# Finding chain of observations using homogeneous Markov chain

I am reading about Markov chain and I understand how to find stationary distribution of a Markov chain and the transition probability matrix at some time t. But what I fail to understand how can one use it to get a chain of observations.

So let's say I have 2 different states (s1,s2) some initial distribution and some transition probability matrix for these two states. And I want to output a string of states(s1, s2) of some desired length. Is there a formula for it? How can do that?

So, with the setup you have described, you can easily implement this using a simple matrix equation. For the following discussion, I'm going to assume that your transition matrix is time homogeneous, meaning that the transition matrix does not change over time. I'm also going to assume that we have a discrete-time process, as you describe this as a Markov chain.

Now, we can call your initial distribution $\pi_{0} = [\pi_{0}(s_{1}), \pi_{0}(s_{2})]$. The entries of the matrix of transition probabilities is usually described as a function of the current state, $x$, and the next state of interest, $y$:

$P(x, y) = \Bigg[\matrix{ P(s_{1}, s_{1}) & P(s_{1}, s_{2})\\ P(s_{2}, s_{1}) & P(s_{2}, s_{2})}\Bigg]$

Now, to perform the state transition, you simply perform matrix multiplication on your $\pi_{0}$ vector by the transition matrix:

$\pi_{1} = \pi_{0}\cdot P(x, y)$

where $\pi_{1}$ is the probability distribution of the two states at time $t=1$. This procedure can be iterated to produce the distribution over your two states at arbitrary finite time $t$: $\pi_{t} = \pi_{0} \cdot P^{t}(x, y)$, where $P^{t}(x, y)$ is the transition matrix raised to the $t$ power.

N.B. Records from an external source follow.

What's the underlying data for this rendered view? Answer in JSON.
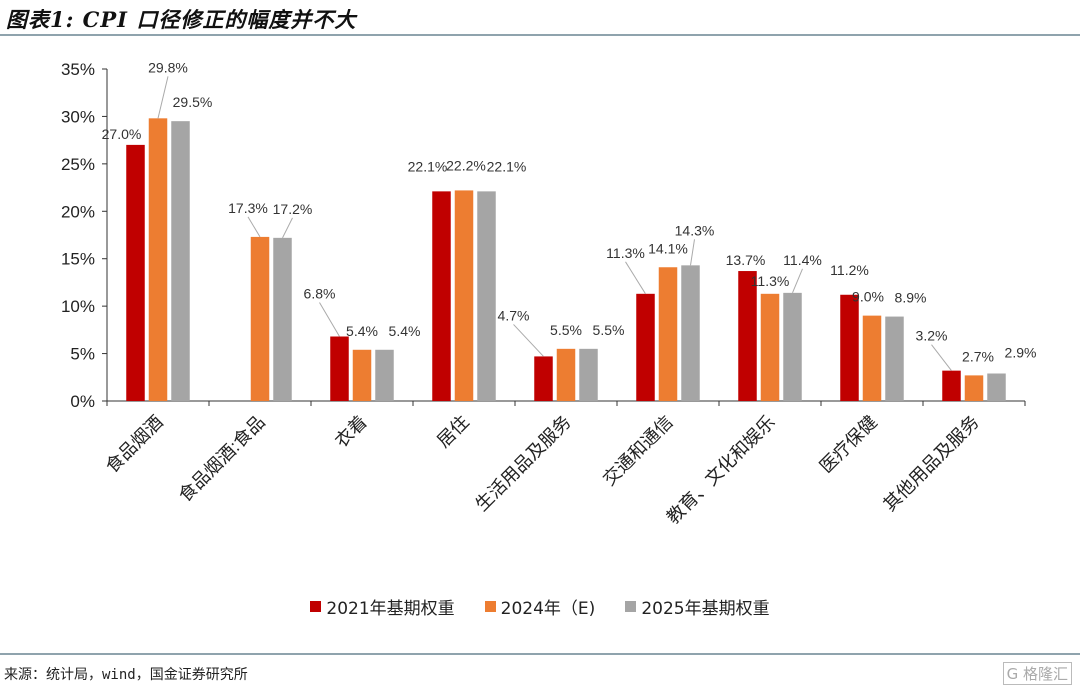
{
  "title": "图表1: CPI 口径修正的幅度并不大",
  "source": "来源：统计局，wind，国金证券研究所",
  "watermark": "格隆汇",
  "chart_data": {
    "type": "bar",
    "title": "",
    "xlabel": "",
    "ylabel": "",
    "ylim": [
      0,
      35
    ],
    "yticks": [
      "0%",
      "5%",
      "10%",
      "15%",
      "20%",
      "25%",
      "30%",
      "35%"
    ],
    "grid": false,
    "legend_position": "bottom",
    "categories": [
      "食品烟酒",
      "食品烟酒:食品",
      "衣着",
      "居住",
      "生活用品及服务",
      "交通和通信",
      "教育、文化和娱乐",
      "医疗保健",
      "其他用品及服务"
    ],
    "series": [
      {
        "name": "2021年基期权重",
        "color": "#c00000",
        "values": [
          27.0,
          null,
          6.8,
          22.1,
          4.7,
          11.3,
          13.7,
          11.2,
          3.2
        ]
      },
      {
        "name": "2024年（E)",
        "color": "#ed7d31",
        "values": [
          29.8,
          17.3,
          5.4,
          22.2,
          5.5,
          14.1,
          11.3,
          9.0,
          2.7
        ]
      },
      {
        "name": "2025年基期权重",
        "color": "#a5a5a5",
        "values": [
          29.5,
          17.2,
          5.4,
          22.1,
          5.5,
          14.3,
          11.4,
          8.9,
          2.9
        ]
      }
    ]
  }
}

The description above should be easy enough to implement as a simple computer program in say Python. If you were interested in actual realizations, meaning your output string should be the specific state that is actually reached by the Markov chain at each time step, then you would just modify the above procedure to perform a random number draw at each time step. The random number draw determines which state is actually reached- say your current distribution at time $t$ is $[ 0.35, 0.65]$. You generate a random number $r$ in the interval $[0, 1]$, and if $r \leq 0.35$ then you set the next state to $1$. Then your distribution at the next time step $t + 1$ would be, for example if state $1$ were the actually currently occupied state, $\pi_{t + 1} = [1, 0]$. Perform the matrix multiplication, which here is just extracting the top row of your transition matrix, and generate your next random number $r$. Repeat as many times as required by your string's desired length. Now, if the chain is actually time inhomogeneous, meaning that the transition matrix can change at each iteration step, you would further have to modify the procedure so that the entries of the matrix $P(x, y)$ properly reflected this time dependence at each step.